Today both WHYY radio and The Philadelphia Inquirer reported that on Wednesday, the Academy of Natural Sciences board of trustees announced the appointment of George W. Gephart Jr., a regional business and nonprofit leader, as its president and chief executive officer. Mr. Gephart brings a financial background rather than that of a scientist. The Inquirer reached James Macaleer, chairman of the academy’s board of trustees, for a comment who said that solving the financial issues and raising the profile of the institution were the top priorities. Macaleer also said that this is not a new model for science museums for “the Field Museum in Chicago, the American Museum of Natural History in New York, and the Philadelphia Zoo had all recently opted to go with nonscientists for their top leadership.” Art museums too have tested the “business-man” model as well.

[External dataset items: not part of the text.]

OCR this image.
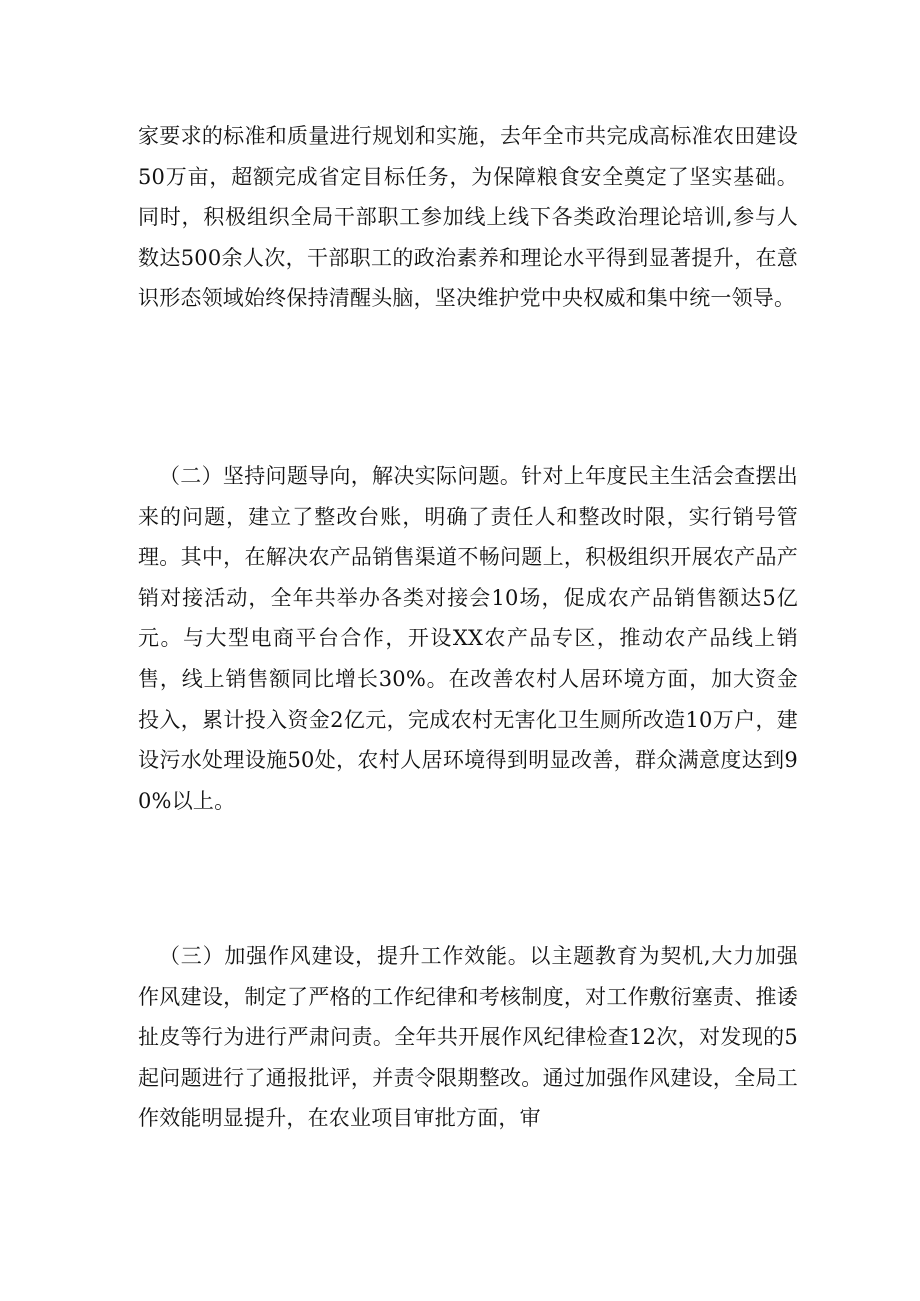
家要求的标准和质量进行规划和实施，去年全市共完成高标准农田建设50万亩，超额完成省定目标任务，为保障粮食安全奠定了坚实基础。同时，积极组织全局干部职工参加线上线下各类政治理论培训,参与人数达500余人次，干部职工的政治素养和理论水平得到显著提升，在意识形态领域始终保持清醒头脑，坚决维护党中央权威和集中统一领导。

（二）坚持问题导向，解决实际问题。针对上年度民主生活会查摆出来的问题，建立了整改台账，明确了责任人和整改时限，实行销号管理。其中，在解决农产品销售渠道不畅问题上，积极组织开展农产品产销对接活动，全年共举办各类对接会10场，促成农产品销售额达5亿元。与大型电商平台合作，开设XX农产品专区，推动农产品线上销售，线上销售额同比增长30%。在改善农村人居环境方面，加大资金投入，累计投入资金2亿元，完成农村无害化卫生厕所改造10万户，建设污水处理设施50处，农村人居环境得到明显改善，群众满意度达到90%以上。

（三）加强作风建设，提升工作效能。以主题教育为契机,大力加强作风建设，制定了严格的工作纪律和考核制度，对工作敷衍塞责、推诿扯皮等行为进行严肃问责。全年共开展作风纪律检查12次，对发现的5起问题进行了通报批评，并责令限期整改。通过加强作风建设，全局工作效能明显提升，在农业项目审批方面，审
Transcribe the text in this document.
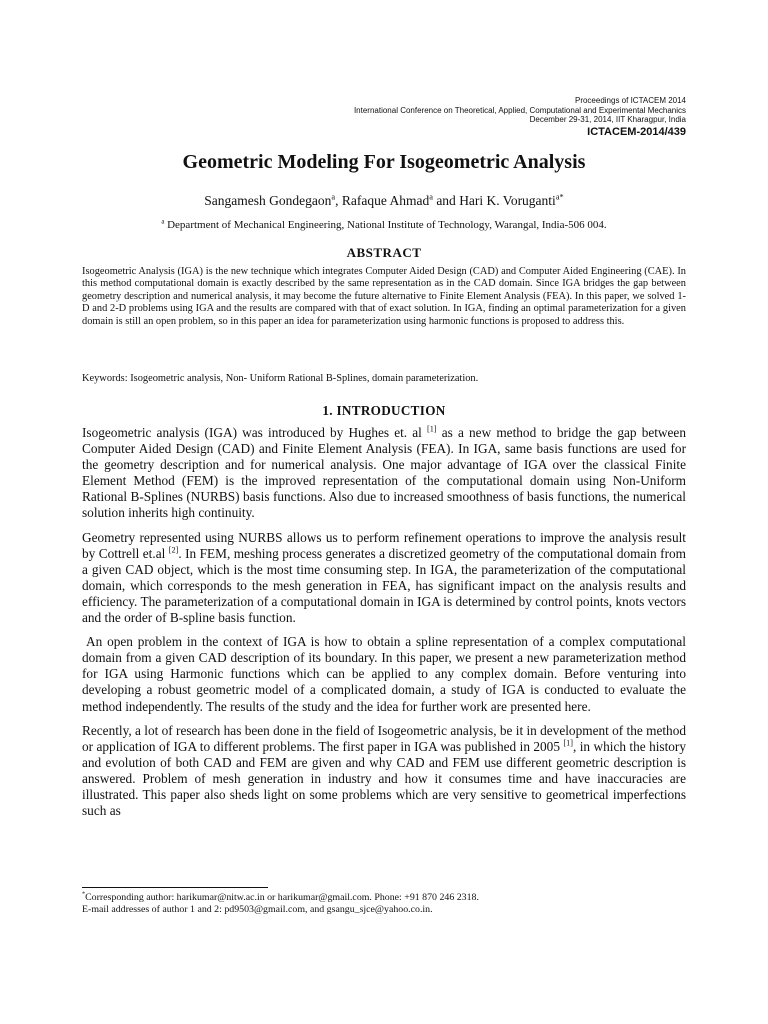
Proceedings of ICTACEM 2014
International Conference on Theoretical, Applied, Computational and Experimental Mechanics
December 29-31, 2014, IIT Kharagpur, India
ICTACEM-2014/439
Geometric Modeling For Isogeometric Analysis
Sangamesh Gondegaon$^a$, Rafaque Ahmad$^a$ and Hari K. Voruganti$^{a*}$
$^a$ Department of Mechanical Engineering, National Institute of Technology, Warangal, India-506 004.
ABSTRACT

Isogeometric Analysis (IGA) is the new technique which integrates Computer Aided Design (CAD) and Computer Aided Engineering (CAE). In this method computational domain is exactly described by the same representation as in the CAD domain. Since IGA bridges the gap between geometry description and numerical analysis, it may become the future alternative to Finite Element Analysis (FEA). In this paper, we solved 1-D and 2-D problems using IGA and the results are compared with that of exact solution. In IGA, finding an optimal parameterization for a given domain is still an open problem, so in this paper an idea for parameterization using harmonic functions is proposed to address this.

Keywords: Isogeometric analysis, Non- Uniform Rational B-Splines, domain parameterization.

1. INTRODUCTION

Isogeometric analysis (IGA) was introduced by Hughes et. al [1] as a new method to bridge the gap between Computer Aided Design (CAD) and Finite Element Analysis (FEA). In IGA, same basis functions are used for the geometry description and for numerical analysis. One major advantage of IGA over the classical Finite Element Method (FEM) is the improved representation of the computational domain using Non-Uniform Rational B-Splines (NURBS) basis functions. Also due to increased smoothness of basis functions, the numerical solution inherits high continuity.

Geometry represented using NURBS allows us to perform refinement operations to improve the analysis result by Cottrell et.al [2]. In FEM, meshing process generates a discretized geometry of the computational domain from a given CAD object, which is the most time consuming step. In IGA, the parameterization of the computational domain, which corresponds to the mesh generation in FEA, has significant impact on the analysis results and efficiency. The parameterization of a computational domain in IGA is determined by control points, knots vectors and the order of B-spline basis function.

An open problem in the context of IGA is how to obtain a spline representation of a complex computational domain from a given CAD description of its boundary. In this paper, we present a new parameterization method for IGA using Harmonic functions which can be applied to any complex domain. Before venturing into developing a robust geometric model of a complicated domain, a study of IGA is conducted to evaluate the method independently. The results of the study and the idea for further work are presented here.

Recently, a lot of research has been done in the field of Isogeometric analysis, be it in development of the method or application of IGA to different problems. The first paper in IGA was published in 2005 [1], in which the history and evolution of both CAD and FEM are given and why CAD and FEM use different geometric description is answered. Problem of mesh generation in industry and how it consumes time and have inaccuracies are illustrated. This paper also sheds light on some problems which are very sensitive to geometrical imperfections such as

*Corresponding author: harikumar@nitw.ac.in or harikumar@gmail.com. Phone: +91 870 246 2318.
E-mail addresses of author 1 and 2: pd9503@gmail.com, and gsangu_sjce@yahoo.co.in.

After pinning high hopes on former corporate executive, Lawrence Small, to lead The Smithsonian Institution, the new Secretary not only put questionable buisness practices into place but ulimately ended his troubled tenure with a conviction for violating a federal endangered species law. In the end, Small would tout his 40 years of experience in large, complex institutions and the vantage point provided him by his position at the Smithsonian Institution when appealing to his probation officer to be a lobbyist to fulfill his community service obligation. (www.sfgate.com, 2008)
If the Smithsonian debacle didn’t yet signal a new trend, certainly the announcement of successors at two major art museums did. Back in September 2008, Philippe de Montebello, director of the Metropolitan Museum of Art, announced the board’s selection of Thomas P. Campbell, a curator from within the museum, to succeed him on his retirement in January 2009. His announcement was in sharp contrast to a trend on the rise for more than a decade of seeing an increasing number of managers drafted from the private sector to head museums. Over the years, these individuals have brought to their position techniques—including a commercial approach and a willingness to accommodate donors—that at times have alarmed curatorial staffs.

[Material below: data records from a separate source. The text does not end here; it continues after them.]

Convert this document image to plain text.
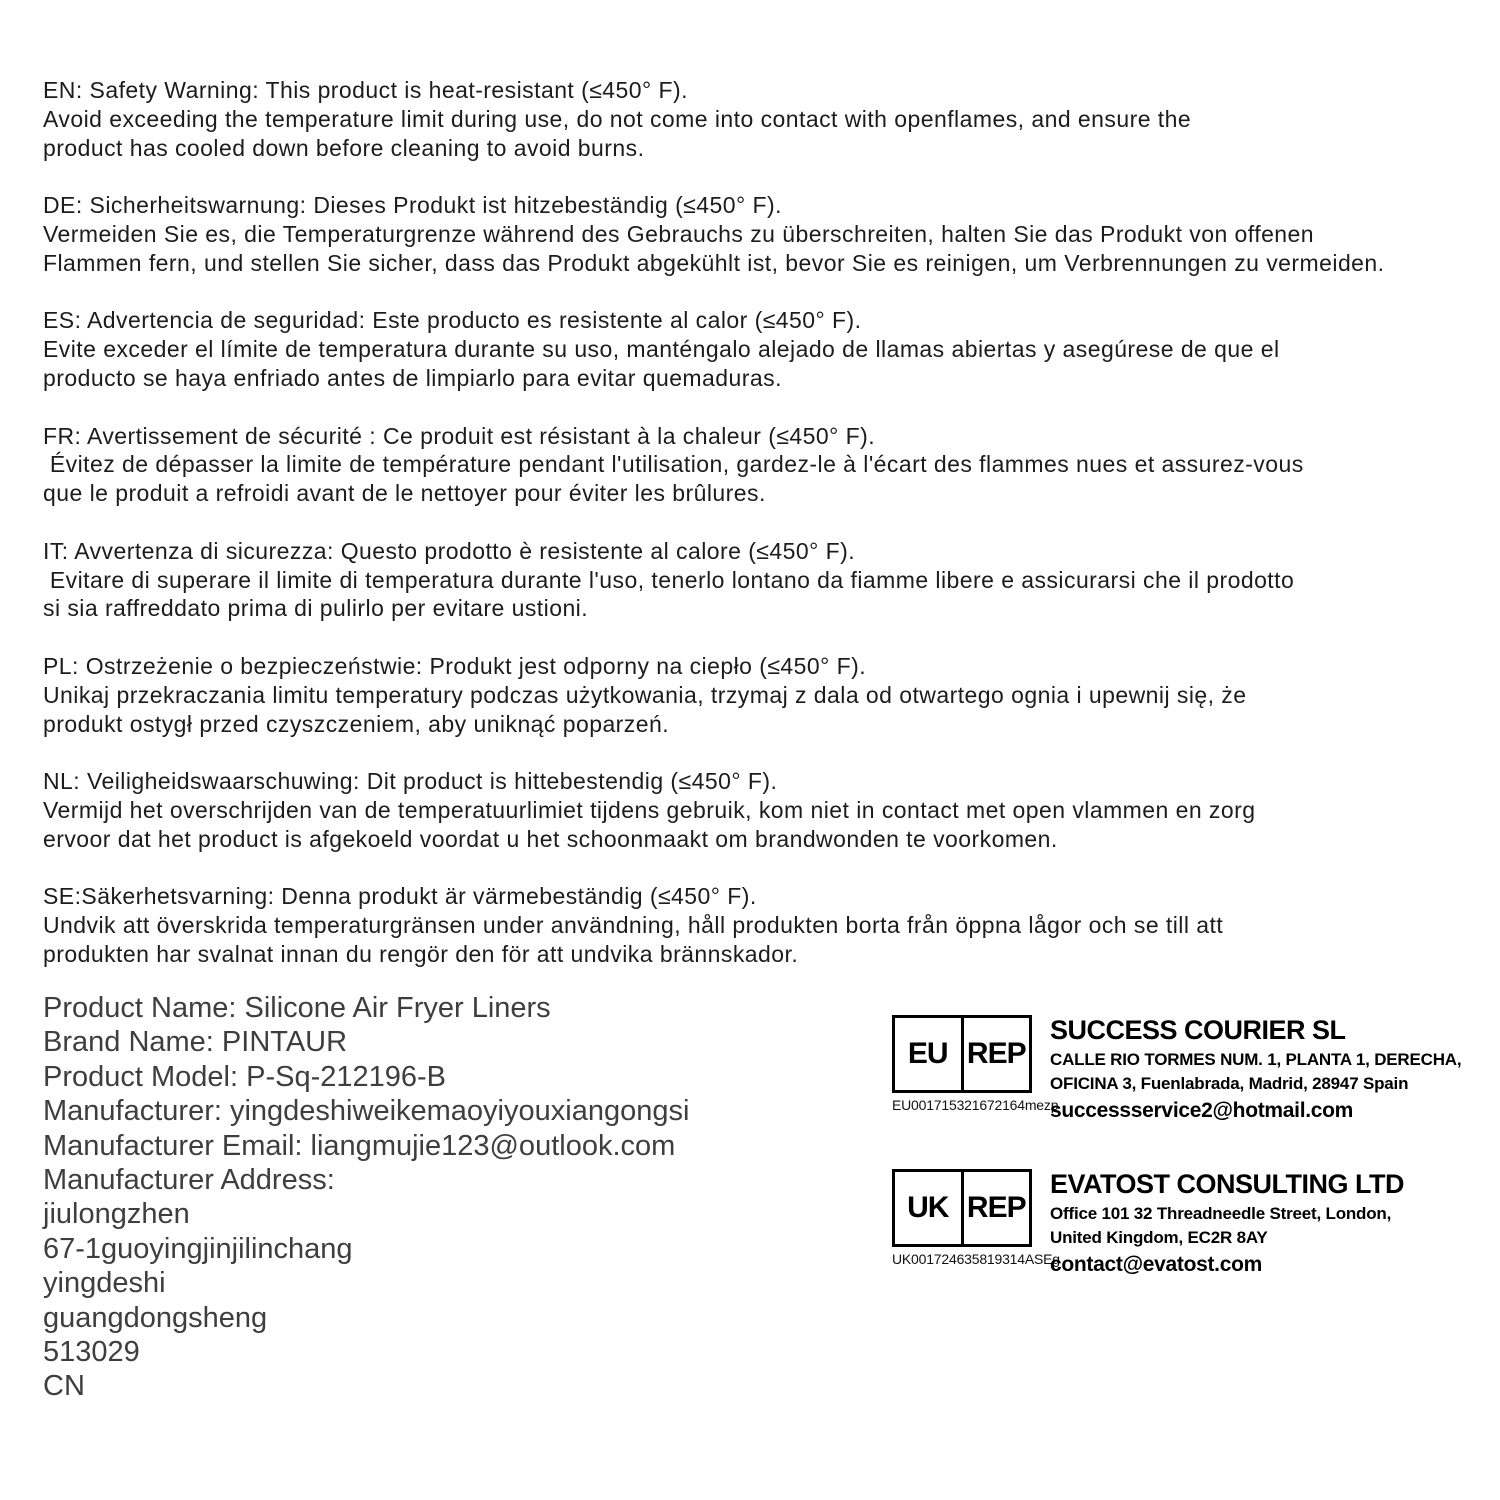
EN: Safety Warning: This product is heat-resistant (≤450° F).
Avoid exceeding the temperature limit during use, do not come into contact with openflames, and ensure the
product has cooled down before cleaning to avoid burns.
DE: Sicherheitswarnung: Dieses Produkt ist hitzebeständig (≤450° F).
Vermeiden Sie es, die Temperaturgrenze während des Gebrauchs zu überschreiten, halten Sie das Produkt von offenen
Flammen fern, und stellen Sie sicher, dass das Produkt abgekühlt ist, bevor Sie es reinigen, um Verbrennungen zu vermeiden.
ES: Advertencia de seguridad: Este producto es resistente al calor (≤450° F).
Evite exceder el límite de temperatura durante su uso, manténgalo alejado de llamas abiertas y asegúrese de que el
producto se haya enfriado antes de limpiarlo para evitar quemaduras.
FR: Avertissement de sécurité : Ce produit est résistant à la chaleur (≤450° F).
Évitez de dépasser la limite de température pendant l'utilisation, gardez-le à l'écart des flammes nues et assurez-vous
que le produit a refroidi avant de le nettoyer pour éviter les brûlures.
IT: Avvertenza di sicurezza: Questo prodotto è resistente al calore (≤450° F).
Evitare di superare il limite di temperatura durante l'uso, tenerlo lontano da fiamme libere e assicurarsi che il prodotto
si sia raffreddato prima di pulirlo per evitare ustioni.
PL: Ostrzeżenie o bezpieczeństwie: Produkt jest odporny na ciepło (≤450° F).
Unikaj przekraczania limitu temperatury podczas użytkowania, trzymaj z dala od otwartego ognia i upewnij się, że
produkt ostygł przed czyszczeniem, aby uniknąć poparzeń.
NL: Veiligheidswaarschuwing: Dit product is hittebestendig (≤450° F).
Vermijd het overschrijden van de temperatuurlimiet tijdens gebruik, kom niet in contact met open vlammen en zorg
ervoor dat het product is afgekoeld voordat u het schoonmaakt om brandwonden te voorkomen.
SE:Säkerhetsvarning: Denna produkt är värmebeständig (≤450° F).
Undvik att överskrida temperaturgränsen under användning, håll produkten borta från öppna lågor och se till att
produkten har svalnat innan du rengör den för att undvika brännskador.
Product Name: Silicone Air Fryer Liners
Brand Name: PINTAUR
Product Model: P-Sq-212196-B
Manufacturer: yingdeshiweikemaoyiyouxiangongsi
Manufacturer Email: liangmujie123@outlook.com
Manufacturer Address:
jiulongzhen
67-1guoyingjinjilinchang
yingdeshi
guangdongsheng
513029
CN
EU REP
EU001715321672164mezp
SUCCESS COURIER SL
CALLE RIO TORMES NUM. 1, PLANTA 1, DERECHA,
OFICINA 3, Fuenlabrada, Madrid, 28947 Spain
successservice2@hotmail.com
UK REP
UK001724635819314ASEg
EVATOST CONSULTING LTD
Office 101 32 Threadneedle Street, London,
United Kingdom, EC2R 8AY
contact@evatost.com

As a result of this new development, two camps within the museum world emerged: one, a sort of hybrid promoted by the prominent Thomas Krens, most recently director of the Guggenheim Museum in New York, who has both an MBA and an art history degree; and the other, with more traditional curators steadfast in seeing their role as a moral undertaking to illuminate art objects for their museum audiences. Just when it looked as though the latter group would go by the wayside in favor of people with business acumen, the Metropolitan’s choice symbolically and firmly established the role of curator as the museum’s “living” treasure. Likewise, less than two weeks later the Guggenheim named Mr. Krens’ successor, Richard Armstrong, director of the Carnegie Museum of Art with a long curatorial history. “We were looking for someone with a passion for art who understood that the New York museum is at the center of our universe,” said Jennifer Blei Stockman, president of the Guggenheim’s board. Similarly, the Met’s selection for the director of the most complex art museum in the Western Hemisphere implicitly criticizes current business leadership models that focus on notoriety and the bottom line over the character and integrity of the museum’s role to serve the public first and foremost.
For several years I have proposed that looking at what informs the leadership of a museum director who brings an art history degree to the position rather than an MBA could instruct on such needed qualities of leadership as stewardship and humanism. As business schools revamp their curricula this may be a worthwhile read.